Fenerbahçeli olmak, kanserojen bir hayat deneyimidir. Hiç zannetmiyorum, tuttuğu takımdan dolayı bizim kadar acı çeken olsun! Son maçlarda kaybettiğimiz şampiyonluklardan, ikinci lig takımlarına kupa maçlarında elenmeye Yirmi küsur senedir Türkiye Kupasını alamamaktan, Avrupa sahnesinde bir türlü boy gösterememeye Türkiye futbol ligi tarihinin hemen her sayfasına kazılı şike hadiselerinin, bizim başımıza patlamasına kadar Acı çektik, acıları hep bize fatura ettiler, bizim hesabımıza yazıldı bütün olan bitenler!"

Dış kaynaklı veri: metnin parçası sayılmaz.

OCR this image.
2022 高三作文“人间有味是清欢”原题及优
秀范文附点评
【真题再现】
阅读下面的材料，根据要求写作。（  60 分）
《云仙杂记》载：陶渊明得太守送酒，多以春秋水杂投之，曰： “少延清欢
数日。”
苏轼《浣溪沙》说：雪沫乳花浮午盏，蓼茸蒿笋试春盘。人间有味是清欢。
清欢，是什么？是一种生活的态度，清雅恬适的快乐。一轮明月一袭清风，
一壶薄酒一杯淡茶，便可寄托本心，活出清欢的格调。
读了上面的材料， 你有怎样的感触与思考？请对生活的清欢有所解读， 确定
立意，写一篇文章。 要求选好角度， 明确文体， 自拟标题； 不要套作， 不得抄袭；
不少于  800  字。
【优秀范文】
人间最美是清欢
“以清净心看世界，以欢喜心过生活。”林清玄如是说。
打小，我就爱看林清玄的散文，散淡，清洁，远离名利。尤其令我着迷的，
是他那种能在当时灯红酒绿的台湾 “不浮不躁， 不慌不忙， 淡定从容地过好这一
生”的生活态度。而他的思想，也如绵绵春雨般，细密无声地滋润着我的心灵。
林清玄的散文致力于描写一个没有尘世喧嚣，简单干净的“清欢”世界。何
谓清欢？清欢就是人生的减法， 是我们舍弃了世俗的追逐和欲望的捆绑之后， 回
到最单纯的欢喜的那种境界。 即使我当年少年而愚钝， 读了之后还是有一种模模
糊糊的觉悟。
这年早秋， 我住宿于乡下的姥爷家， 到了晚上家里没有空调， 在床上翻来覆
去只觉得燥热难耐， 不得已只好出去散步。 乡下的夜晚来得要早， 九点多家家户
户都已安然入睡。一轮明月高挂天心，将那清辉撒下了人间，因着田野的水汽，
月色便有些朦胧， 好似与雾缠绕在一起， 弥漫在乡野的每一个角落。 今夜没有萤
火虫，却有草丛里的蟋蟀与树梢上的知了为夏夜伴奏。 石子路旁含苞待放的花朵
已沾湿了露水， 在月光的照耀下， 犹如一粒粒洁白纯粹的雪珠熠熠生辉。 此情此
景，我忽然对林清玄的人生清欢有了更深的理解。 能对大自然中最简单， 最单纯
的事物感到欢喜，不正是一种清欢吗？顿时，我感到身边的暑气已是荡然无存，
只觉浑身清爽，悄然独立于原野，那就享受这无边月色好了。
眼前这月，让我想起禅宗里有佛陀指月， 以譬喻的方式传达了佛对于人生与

"Fenerbahçeli olmak, dünyalı olmak gibi bir duygudur. Çok güçlü olduğunuzu düşündüğünüz bir an, en güçsüz takım tarafından mağlup edilebilirsiniz. Başınıza o kadar çok gelen bir şeydir ki bu, özgüveniniz çoktan iğdiş edilmiş ve her maça [Galatasaray maçları hariç] çıktığınızda, sonuçtan hiçbir zaman emin olamayacağınız bir süreç başlar sizin için. Barcelonayı tutmak çoğu kez böyle değildir mesela. Fenerbahçelilik, aczimizi gözler önüne serer. Bunca acıya rağmen hala Fenerbahçeliyseniz, bu teslimiyetinizin derecesini gösterir. Gücün -ister şans deyin buna, ister kahpe felek!- her daim size ait olmadığını anlar ve Ona teslim olursunuz."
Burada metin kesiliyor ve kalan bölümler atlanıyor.